Al-Fahad Rakib, Yeasin Mohammed, Glass John O, Conklin Heather M, Jacola Lisa M, Reddick Wilburn E
The University of Memphis, Memphis, Tennessee, USA.
St. Jude Children's Research Hospital, Memphis, Tennessee, USA.
IEEE Access. 2019;7:146662-146674. doi: 10.1109/access.2019.2946240. Epub 2019 Oct 8.
In the United States, Acute Lymphoblastic Leukemia (ALL), the most common child and adolescent malignancy, accounts for roughly 25% of childhood cancers diagnosed annually with a 5-year survival rate as high as 94% [1]. This improved survival rate comes with an increased risk for delayed neurocognitive effects in attention, working memory, and processing speed [2]. Predictive modeling and characterization of neurocognitive effects are critical to inform the family and also to identify patients for interventions targeting. Current state-of-the-art methods mainly use hypothesis-driven statistical testing methods to characterize and model such cognitive events. While these techniques have proven to be useful in understanding cognitive abilities, they are inadequate in explaining causal relationships, as well as individuality and variations.
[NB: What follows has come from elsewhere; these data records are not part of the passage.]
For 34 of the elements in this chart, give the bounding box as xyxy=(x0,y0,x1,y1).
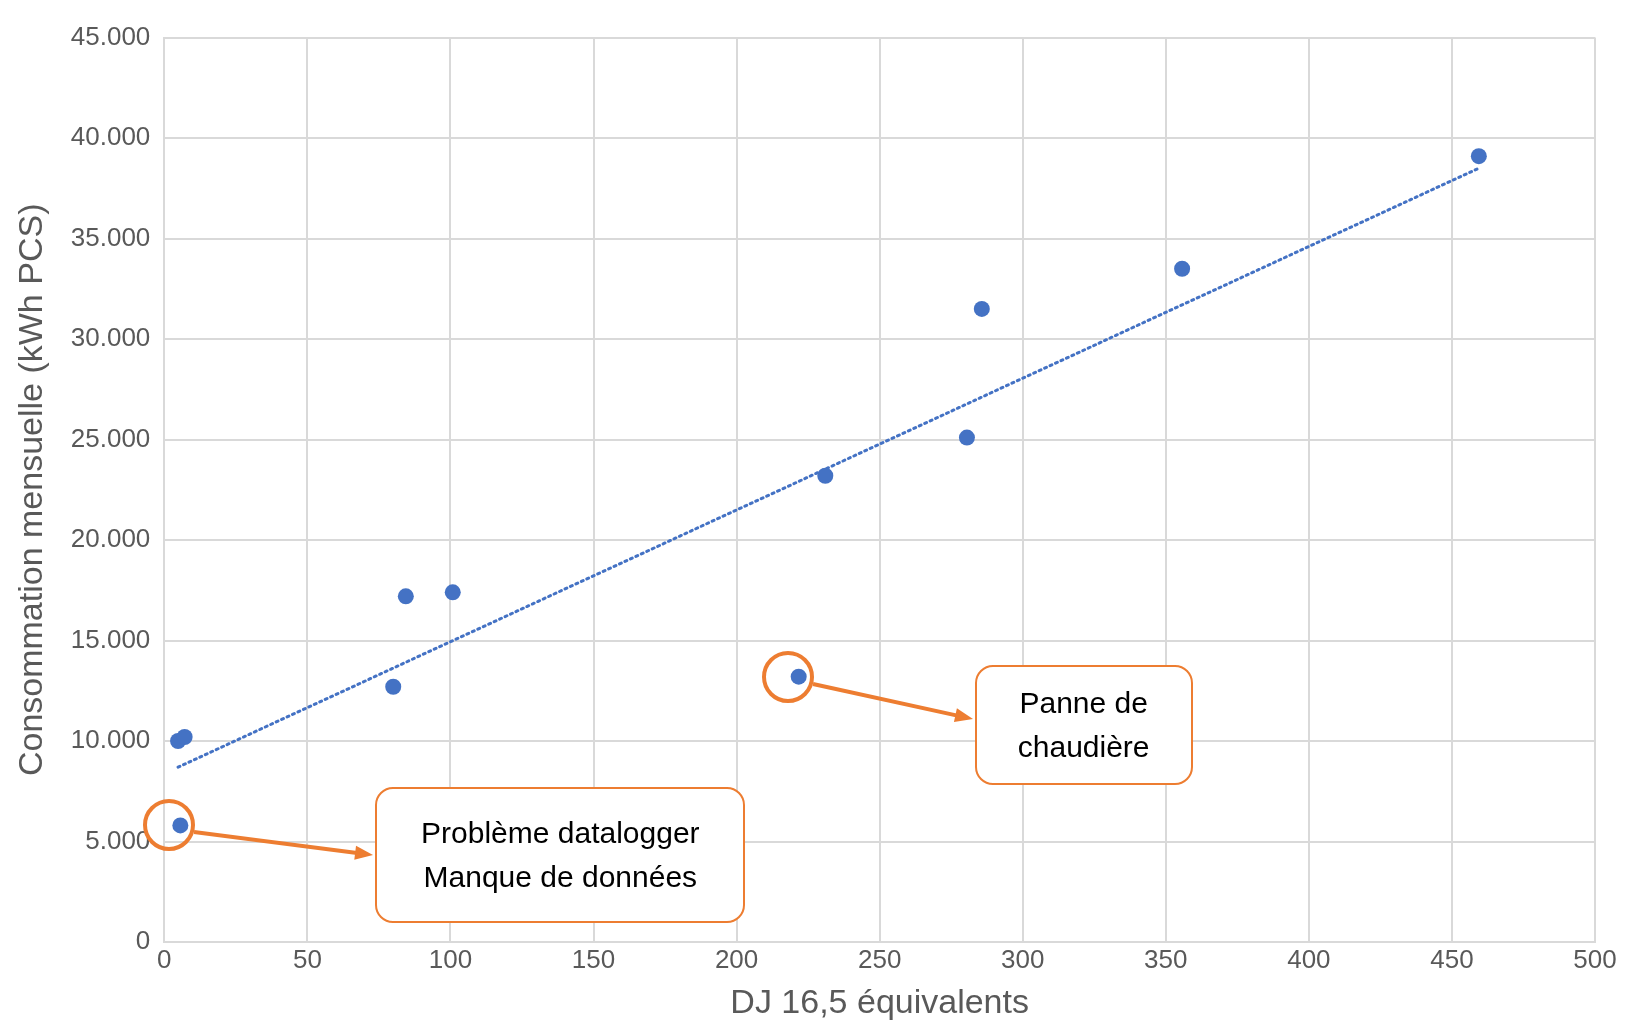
x-tick-label: 100 xyxy=(428,943,473,974)
point xyxy=(1470,148,1487,165)
y-tick-label: 10.000 xyxy=(70,724,151,755)
y-tick-label: 15.000 xyxy=(70,623,151,654)
point xyxy=(973,300,990,317)
y-tick-label: 45.000 xyxy=(70,20,151,51)
y-tick-label: 35.000 xyxy=(70,221,151,252)
x-tick-label: 200 xyxy=(714,943,759,974)
point xyxy=(172,817,189,834)
y-axis-title: Consommation mensuelle (kWh PCS) xyxy=(10,203,49,777)
x-tick-label: 0 xyxy=(157,943,172,974)
annotation: Problème datalogger Manque de données xyxy=(421,815,700,896)
x-axis-title: DJ 16,5 équivalents xyxy=(730,981,1029,1020)
point xyxy=(397,588,414,605)
y-tick-label: 25.000 xyxy=(70,422,151,453)
x-tick-label: 450 xyxy=(1430,943,1474,974)
point xyxy=(176,729,193,745)
x-tick-label: 400 xyxy=(1287,943,1331,974)
x-tick-label: 50 xyxy=(292,943,322,974)
point xyxy=(817,467,834,484)
x-tick-label: 350 xyxy=(1144,943,1188,974)
x-tick-label: 300 xyxy=(1001,943,1045,974)
x-tick-label: 250 xyxy=(857,943,902,974)
point xyxy=(385,678,402,695)
y-tick-label: 30.000 xyxy=(70,322,151,353)
point xyxy=(444,584,461,601)
y-tick-label: 40.000 xyxy=(70,121,151,152)
x-tick-label: 150 xyxy=(571,943,616,974)
y-tick-label: 20.000 xyxy=(70,523,151,554)
point xyxy=(1174,260,1191,277)
annotation: Panne de chaudière xyxy=(1017,684,1150,765)
point xyxy=(958,429,975,446)
x-tick-label: 500 xyxy=(1573,943,1617,974)
point xyxy=(790,668,807,685)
In this study, we developed multivariate data-driven models to measure the late neurocognitive effects of ALL patients using behavioral phenotypes, Diffusion Tensor Magnetic Resonance Imaging (DTI) based tractography data, morphometry statistics, tractography measures, behavioral, and demographic variables. Alongside conventional machine learning and graph mining, we adopted "Stability Selection" to select the most relevant features and choose models that are consistent over a range of parameters. The proposed approach demonstrated substantially improved accuracy (13% - 26%) over existing models and also yielded relevant features that were verified by domain experts.
在美国,急性淋巴细胞白血病(ALL)是儿童和青少年中最常见的恶性肿瘤,约占每年确诊的儿童癌症的25%,其5年生存率高达94%[1]。这种生存率的提高伴随着注意力、工作记忆和处理速度方面出现延迟神经认知效应的风险增加[2]。对神经认知效应进行预测建模和特征描述对于告知患者家属以及识别需要干预的患者至关重要。当前的先进方法主要使用假设驱动的统计测试方法来描述此类认知事件并进行建模。虽然这些技术已被证明在理解认知能力方面很有用,但它们在解释因果关系以及个体差异方面存在不足。在本研究中,我们开发了多变量数据驱动模型,使用行为表型、基于扩散张量磁共振成像(DTI)的纤维束成像数据、形态计量学统计、纤维束成像测量、行为和人口统计学变量来测量ALL患者的晚期神经认知效应。除了传统的机器学习和图挖掘方法,我们还采用了“稳定性选择”来选择最相关的特征,并选择在一系列参数范围内一致的模型。所提出的方法比现有模型的准确率大幅提高(13% - 26%),并且还产生了经领域专家验证的相关特征。